Um dos que se afastaram é o estudante de administração pública e social Cilas Machado. Ele afirma que foi surpreendido pela atitude da universidade:
— A comissão trabalhou durante o mês de fevereiro todo, fizemos as aferições do vestibular e do Sisu. As normativas da UFRGS eram progressistas, achávamos que iríamos realmente coibir as fraudes. Daí vieram as portarias que, sem possibilidade de diálogo, alteraram basicamente um ano e meio de trabalho e discussões. A primeira comissão, da qual pedimos desligamento, fazia a análise fenotípica, se a pessoa é lida, socialmente, como negra. Esse procedimento foi fragilizado, porque agora quem tiver um avô negro, independentemente de a relação com esse avô ser próxima ou não, vai ser cotista racial. A UFRGS passou a considerar a "ascendência fenotípica", um conceito que eu nunca vi, uma alquimia jurídica que eles estão fazendo. Num país como o nosso, em que qualquer pessoa tem um avô ou avó negra, todo mundo poderá ser cotista. Entendemos que, se é para considerar qualquer um cotista racial, não faz sentido existir a comissão de que fazíamos parte. O trabalho fica nulo.
O debate sobre fraudes na UFRGS explodiu no ano passado, quando coletivos ligados ao movimento negro denunciaram cerca de 400 alunos que ingressaram como cotistas mas seria brancos. A universidade passou a investigá-los e, para 2018, estabeleceu a comissão permanente para verificar as autodeclarações dos aprovados no vestibular. Ficou definido que cada candidato seria submetido a um comitê formado por pelo menos três integrantes. A avaliação seria silenciosa, baseada apenas no fenótipo, pelo entendimento de o preconceito racial é sofrido por quem tem características físicas negras. Também ficou definido que, caso discordasse do parecer, o candidato teria direito a recurso administrativo.

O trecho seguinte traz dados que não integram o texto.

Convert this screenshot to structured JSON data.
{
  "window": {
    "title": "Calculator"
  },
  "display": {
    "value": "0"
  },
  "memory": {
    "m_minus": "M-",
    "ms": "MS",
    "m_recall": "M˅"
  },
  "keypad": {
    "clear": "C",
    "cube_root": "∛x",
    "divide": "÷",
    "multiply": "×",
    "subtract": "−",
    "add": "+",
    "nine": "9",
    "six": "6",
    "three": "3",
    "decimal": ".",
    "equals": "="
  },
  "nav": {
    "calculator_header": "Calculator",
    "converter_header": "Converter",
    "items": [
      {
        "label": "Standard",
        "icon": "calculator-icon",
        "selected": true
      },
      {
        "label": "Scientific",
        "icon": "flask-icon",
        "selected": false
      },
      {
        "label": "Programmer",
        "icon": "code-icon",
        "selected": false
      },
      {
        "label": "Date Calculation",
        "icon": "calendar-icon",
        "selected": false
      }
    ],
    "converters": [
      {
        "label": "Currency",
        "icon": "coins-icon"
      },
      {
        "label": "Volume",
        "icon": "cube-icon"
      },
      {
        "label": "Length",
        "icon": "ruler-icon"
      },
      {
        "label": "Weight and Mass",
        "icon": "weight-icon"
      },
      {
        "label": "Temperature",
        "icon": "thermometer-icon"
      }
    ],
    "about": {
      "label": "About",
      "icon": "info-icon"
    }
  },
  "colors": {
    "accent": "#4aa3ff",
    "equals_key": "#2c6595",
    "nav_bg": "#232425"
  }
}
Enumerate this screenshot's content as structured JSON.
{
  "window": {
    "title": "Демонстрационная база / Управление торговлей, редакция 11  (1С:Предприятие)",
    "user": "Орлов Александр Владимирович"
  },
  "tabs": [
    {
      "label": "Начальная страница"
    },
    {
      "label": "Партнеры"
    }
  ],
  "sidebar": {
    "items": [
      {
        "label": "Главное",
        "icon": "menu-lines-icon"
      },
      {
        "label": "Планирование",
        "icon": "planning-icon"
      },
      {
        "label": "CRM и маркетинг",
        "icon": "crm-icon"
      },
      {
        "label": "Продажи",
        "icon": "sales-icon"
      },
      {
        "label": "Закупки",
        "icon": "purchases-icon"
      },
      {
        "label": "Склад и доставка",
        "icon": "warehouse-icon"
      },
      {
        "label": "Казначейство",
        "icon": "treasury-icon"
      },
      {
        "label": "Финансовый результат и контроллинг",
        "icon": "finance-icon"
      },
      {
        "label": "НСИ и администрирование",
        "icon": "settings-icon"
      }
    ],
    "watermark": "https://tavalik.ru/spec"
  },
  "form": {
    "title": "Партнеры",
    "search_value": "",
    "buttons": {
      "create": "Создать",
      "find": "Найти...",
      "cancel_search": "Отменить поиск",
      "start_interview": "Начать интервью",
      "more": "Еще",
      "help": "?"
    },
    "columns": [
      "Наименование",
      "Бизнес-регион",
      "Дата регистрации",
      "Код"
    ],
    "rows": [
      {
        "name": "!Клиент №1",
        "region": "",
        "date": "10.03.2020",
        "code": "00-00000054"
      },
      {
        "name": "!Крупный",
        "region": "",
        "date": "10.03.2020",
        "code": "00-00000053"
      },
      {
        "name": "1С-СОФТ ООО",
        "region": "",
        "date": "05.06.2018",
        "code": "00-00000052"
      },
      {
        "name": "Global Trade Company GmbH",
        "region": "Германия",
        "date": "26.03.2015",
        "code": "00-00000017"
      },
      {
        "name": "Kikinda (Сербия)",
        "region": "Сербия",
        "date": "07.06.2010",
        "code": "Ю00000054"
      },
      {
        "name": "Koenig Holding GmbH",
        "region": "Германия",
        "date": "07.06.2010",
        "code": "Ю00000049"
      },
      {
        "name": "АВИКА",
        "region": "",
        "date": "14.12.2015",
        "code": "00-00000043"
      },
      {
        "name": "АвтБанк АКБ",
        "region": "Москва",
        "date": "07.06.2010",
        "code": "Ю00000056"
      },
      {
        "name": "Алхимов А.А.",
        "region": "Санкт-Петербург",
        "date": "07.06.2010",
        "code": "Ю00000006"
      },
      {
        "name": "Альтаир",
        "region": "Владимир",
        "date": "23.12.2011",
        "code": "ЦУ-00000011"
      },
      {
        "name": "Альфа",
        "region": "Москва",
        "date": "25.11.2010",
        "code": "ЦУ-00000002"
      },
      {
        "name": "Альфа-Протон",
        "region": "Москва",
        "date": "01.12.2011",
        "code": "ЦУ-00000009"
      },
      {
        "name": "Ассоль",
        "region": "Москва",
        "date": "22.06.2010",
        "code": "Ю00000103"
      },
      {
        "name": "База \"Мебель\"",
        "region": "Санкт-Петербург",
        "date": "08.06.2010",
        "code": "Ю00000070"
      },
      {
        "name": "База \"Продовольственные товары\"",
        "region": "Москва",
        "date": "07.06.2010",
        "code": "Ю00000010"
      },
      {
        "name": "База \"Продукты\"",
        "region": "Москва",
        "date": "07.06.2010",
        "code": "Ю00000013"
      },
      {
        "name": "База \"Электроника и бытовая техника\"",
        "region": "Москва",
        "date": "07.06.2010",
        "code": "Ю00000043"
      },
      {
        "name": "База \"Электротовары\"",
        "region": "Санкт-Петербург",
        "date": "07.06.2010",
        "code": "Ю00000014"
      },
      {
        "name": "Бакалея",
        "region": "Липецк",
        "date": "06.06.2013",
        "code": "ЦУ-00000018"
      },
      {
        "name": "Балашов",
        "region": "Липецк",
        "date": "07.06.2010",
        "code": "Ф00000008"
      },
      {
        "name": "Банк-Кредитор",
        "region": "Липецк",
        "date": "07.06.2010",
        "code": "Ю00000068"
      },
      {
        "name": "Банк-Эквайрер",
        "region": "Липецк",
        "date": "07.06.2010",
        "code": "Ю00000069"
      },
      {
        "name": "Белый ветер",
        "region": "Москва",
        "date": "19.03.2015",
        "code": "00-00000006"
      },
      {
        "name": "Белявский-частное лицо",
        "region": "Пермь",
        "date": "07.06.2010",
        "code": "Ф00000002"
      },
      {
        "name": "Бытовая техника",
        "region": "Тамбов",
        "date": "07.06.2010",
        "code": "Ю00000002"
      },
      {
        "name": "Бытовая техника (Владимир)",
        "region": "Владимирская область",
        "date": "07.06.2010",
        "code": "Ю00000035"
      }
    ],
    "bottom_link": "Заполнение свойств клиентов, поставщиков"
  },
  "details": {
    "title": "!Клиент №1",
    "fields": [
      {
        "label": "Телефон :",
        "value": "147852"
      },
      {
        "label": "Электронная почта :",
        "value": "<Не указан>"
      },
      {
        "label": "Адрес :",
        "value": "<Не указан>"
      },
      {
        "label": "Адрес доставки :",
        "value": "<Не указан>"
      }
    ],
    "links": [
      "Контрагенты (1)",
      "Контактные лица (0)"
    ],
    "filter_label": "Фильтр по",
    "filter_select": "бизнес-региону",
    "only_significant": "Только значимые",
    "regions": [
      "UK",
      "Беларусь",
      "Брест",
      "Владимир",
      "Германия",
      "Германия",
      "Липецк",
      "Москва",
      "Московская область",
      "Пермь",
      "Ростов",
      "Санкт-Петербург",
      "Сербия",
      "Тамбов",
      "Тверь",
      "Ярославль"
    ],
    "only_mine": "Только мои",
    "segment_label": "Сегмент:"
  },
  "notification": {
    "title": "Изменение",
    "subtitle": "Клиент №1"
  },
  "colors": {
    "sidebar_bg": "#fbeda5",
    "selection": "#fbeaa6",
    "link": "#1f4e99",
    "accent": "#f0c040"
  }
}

As regras para esse recurso é que causaram desagrado em integrantes do movimento negro. A servidora Vera Rosane Rodrigues de Oliveira, outras das pessoas que se desligaram da comissão de verificação, diz que as normas estabelecidas colocaram por terra o trabalho de aferição do fenótipo.
— Optamos por nos desligar da comissão, porque se desrespeitou todo um processo coletivo que vinha sendo construído dentro da universidade. A regra recursal permite que pessoas que não têm direito ingressem na UFRGS como cotistas — critica.
O reitor, Rui Oppermann, afirma que as regras criadas pela universidade estão de acordo com a legislação, que o objetivo é garantir que as cotas sejam destinadas a quem tem direito e que espera esclarecer a controvérsia internamente, pela via do diálogo.
— Estamos num processo de aperfeiçoamento dessa questão. Entendemos que esse processo vai ter momentos como o que estamos passando agora, em que há necessidade de diálogo e esclarecimento — afirmou.